A connected care system works
The iPCARE pilot programme has been supported by the Tote Board Community Health Fund (TBCHF), which supports social service agencies and non-profit organisations in running innovative programmes for the Community Care sector.
“This enhancement of the Primary Care Network of GPs supported by BVH nurses and care coordinators has helped to alleviate resources required at hospitals and, more importantly, empowered seniors to age in place.”
- Faith Aw Yong.
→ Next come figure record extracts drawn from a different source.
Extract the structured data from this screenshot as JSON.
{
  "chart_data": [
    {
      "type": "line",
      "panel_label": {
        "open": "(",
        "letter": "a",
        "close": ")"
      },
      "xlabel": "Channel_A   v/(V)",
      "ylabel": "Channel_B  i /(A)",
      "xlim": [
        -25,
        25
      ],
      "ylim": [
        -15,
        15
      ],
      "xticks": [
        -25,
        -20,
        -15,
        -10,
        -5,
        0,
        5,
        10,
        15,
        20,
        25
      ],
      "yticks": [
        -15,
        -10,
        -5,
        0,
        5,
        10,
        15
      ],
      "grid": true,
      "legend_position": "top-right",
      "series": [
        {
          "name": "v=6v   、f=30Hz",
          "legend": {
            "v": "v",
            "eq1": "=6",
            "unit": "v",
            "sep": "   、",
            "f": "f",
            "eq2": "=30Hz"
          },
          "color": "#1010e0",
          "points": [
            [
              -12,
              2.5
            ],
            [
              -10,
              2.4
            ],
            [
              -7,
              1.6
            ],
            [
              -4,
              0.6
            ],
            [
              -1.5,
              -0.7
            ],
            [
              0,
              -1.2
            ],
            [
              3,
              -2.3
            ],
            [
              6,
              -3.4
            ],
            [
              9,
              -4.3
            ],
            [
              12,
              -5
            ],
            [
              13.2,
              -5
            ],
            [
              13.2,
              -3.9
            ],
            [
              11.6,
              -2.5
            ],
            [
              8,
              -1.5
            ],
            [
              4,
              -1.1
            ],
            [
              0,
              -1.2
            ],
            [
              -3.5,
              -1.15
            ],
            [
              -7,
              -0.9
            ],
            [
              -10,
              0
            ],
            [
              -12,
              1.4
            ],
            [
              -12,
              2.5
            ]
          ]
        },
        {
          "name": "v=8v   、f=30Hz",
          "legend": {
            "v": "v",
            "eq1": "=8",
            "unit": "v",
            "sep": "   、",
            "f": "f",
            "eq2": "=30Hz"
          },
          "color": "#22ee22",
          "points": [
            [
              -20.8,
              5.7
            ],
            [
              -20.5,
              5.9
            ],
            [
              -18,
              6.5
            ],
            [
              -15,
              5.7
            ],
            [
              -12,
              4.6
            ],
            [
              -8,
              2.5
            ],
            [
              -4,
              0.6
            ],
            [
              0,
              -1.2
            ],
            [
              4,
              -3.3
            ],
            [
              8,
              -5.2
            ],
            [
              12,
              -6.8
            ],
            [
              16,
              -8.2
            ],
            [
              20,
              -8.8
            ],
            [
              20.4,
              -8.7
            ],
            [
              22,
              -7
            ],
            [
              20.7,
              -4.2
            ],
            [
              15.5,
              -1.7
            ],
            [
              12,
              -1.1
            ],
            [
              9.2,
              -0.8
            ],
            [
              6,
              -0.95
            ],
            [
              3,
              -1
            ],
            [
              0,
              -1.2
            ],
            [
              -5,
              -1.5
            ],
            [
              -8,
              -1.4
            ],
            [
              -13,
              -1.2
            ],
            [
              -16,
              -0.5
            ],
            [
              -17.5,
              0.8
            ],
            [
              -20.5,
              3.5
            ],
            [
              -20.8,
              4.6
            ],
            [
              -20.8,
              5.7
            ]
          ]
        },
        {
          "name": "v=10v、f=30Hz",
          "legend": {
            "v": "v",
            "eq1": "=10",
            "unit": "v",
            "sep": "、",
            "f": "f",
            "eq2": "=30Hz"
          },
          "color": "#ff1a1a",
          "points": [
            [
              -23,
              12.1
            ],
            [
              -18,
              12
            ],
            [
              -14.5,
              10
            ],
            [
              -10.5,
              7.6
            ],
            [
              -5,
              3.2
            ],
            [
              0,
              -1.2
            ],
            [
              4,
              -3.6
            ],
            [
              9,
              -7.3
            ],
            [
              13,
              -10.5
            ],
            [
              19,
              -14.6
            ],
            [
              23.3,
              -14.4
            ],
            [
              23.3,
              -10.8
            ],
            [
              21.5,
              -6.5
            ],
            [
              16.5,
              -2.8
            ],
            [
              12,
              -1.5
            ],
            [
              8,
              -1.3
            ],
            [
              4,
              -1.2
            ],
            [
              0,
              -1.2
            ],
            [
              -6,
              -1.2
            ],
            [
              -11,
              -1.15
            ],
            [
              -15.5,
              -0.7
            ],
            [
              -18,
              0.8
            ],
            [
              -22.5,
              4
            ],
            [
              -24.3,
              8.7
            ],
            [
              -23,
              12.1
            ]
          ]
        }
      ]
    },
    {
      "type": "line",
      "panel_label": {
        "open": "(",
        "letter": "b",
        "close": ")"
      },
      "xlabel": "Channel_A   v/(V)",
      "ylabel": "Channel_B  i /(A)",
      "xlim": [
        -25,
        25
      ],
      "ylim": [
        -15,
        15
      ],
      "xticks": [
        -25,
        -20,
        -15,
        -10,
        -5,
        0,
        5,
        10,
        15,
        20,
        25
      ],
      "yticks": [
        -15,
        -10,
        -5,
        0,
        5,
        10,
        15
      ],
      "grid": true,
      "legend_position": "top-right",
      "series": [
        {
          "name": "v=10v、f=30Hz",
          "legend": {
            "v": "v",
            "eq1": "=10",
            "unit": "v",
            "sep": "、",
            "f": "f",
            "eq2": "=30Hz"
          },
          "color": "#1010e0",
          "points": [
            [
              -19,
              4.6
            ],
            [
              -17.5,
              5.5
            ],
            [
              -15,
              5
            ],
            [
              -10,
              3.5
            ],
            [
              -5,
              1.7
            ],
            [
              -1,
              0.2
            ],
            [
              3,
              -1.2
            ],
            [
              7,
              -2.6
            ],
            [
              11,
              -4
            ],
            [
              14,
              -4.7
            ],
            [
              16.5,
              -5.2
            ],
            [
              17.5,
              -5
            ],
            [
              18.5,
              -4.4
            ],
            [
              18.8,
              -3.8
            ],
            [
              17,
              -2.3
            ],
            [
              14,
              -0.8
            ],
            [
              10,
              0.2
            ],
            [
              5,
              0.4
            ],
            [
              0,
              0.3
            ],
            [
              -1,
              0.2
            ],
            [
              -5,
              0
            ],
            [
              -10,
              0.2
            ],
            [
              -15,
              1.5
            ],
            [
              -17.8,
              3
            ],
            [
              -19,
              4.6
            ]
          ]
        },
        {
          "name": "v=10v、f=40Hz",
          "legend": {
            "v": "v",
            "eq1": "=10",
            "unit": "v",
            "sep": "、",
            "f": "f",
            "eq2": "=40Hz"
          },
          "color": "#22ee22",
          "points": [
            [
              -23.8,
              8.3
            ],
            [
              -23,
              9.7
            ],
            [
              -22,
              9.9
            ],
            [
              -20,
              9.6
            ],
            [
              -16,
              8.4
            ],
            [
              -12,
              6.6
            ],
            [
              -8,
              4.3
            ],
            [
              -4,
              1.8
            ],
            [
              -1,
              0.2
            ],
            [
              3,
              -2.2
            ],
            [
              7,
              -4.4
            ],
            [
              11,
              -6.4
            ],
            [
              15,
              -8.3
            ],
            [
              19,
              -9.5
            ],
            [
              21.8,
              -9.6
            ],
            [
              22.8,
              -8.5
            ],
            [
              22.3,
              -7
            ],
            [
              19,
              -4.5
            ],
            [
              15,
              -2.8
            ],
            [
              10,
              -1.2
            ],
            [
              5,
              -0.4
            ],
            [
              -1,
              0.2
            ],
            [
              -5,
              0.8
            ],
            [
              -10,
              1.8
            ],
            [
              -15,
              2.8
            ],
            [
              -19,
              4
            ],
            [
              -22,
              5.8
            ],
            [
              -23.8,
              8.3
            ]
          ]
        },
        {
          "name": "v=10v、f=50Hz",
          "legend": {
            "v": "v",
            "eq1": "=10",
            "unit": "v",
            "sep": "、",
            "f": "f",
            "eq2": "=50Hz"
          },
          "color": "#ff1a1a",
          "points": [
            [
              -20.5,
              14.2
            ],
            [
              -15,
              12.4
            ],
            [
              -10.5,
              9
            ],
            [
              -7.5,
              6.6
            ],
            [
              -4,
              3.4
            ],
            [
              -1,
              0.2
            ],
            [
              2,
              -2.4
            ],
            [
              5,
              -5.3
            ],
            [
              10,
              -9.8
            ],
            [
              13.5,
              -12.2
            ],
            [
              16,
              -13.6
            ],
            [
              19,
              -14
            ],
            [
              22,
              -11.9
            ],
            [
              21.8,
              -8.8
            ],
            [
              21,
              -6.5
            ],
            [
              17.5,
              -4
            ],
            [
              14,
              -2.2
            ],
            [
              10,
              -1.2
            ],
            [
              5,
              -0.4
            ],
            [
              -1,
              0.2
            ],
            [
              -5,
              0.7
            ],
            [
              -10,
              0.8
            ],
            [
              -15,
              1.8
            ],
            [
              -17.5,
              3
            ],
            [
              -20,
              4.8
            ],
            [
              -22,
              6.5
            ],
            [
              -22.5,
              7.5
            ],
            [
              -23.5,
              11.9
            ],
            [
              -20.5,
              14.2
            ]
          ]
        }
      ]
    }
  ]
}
Assistant Director of Development & Partnerships (Social) at Tote Board
As of March 2020, the iPCARE programme saw the participation of over 600 patients. While it was initially targeted to integrate the support of 20 GP partners, a total of 62 GP partners have came on board. In the same period, the BVH team has successfully handed over 110 patients to primary care.
By engaging the support of GPs in the community, seniors with chronic illnesses and complex needs can receive help without having to make regular visits to the emergency department or be admitted to the hospital. Through this programme, the BVH team can also have peace of mind that their patients will get the necessary follow-up care after they leave the hospital.
Plans have also been put in place to expand on this successful care model, and open iPCARE clinics in Sengkang Community Hospital and Outram Community Hospital.
“Many patients (with complex needs), their caregivers and healthcare team wonder if these patients can cope well in the community after optimising their function in the community hospital. Through iPCARE, they have renewed confidence in achieving this through high quality primary care provided by our dedicated GP partners and comprehensive backend support from the community hospital.”
- Dr Andrew Wong, Associate Consultant of SingHealth Community Hospitals
Images are courtesy of Bright Vision Hospital, and are taken before the Covid-19 pandemic.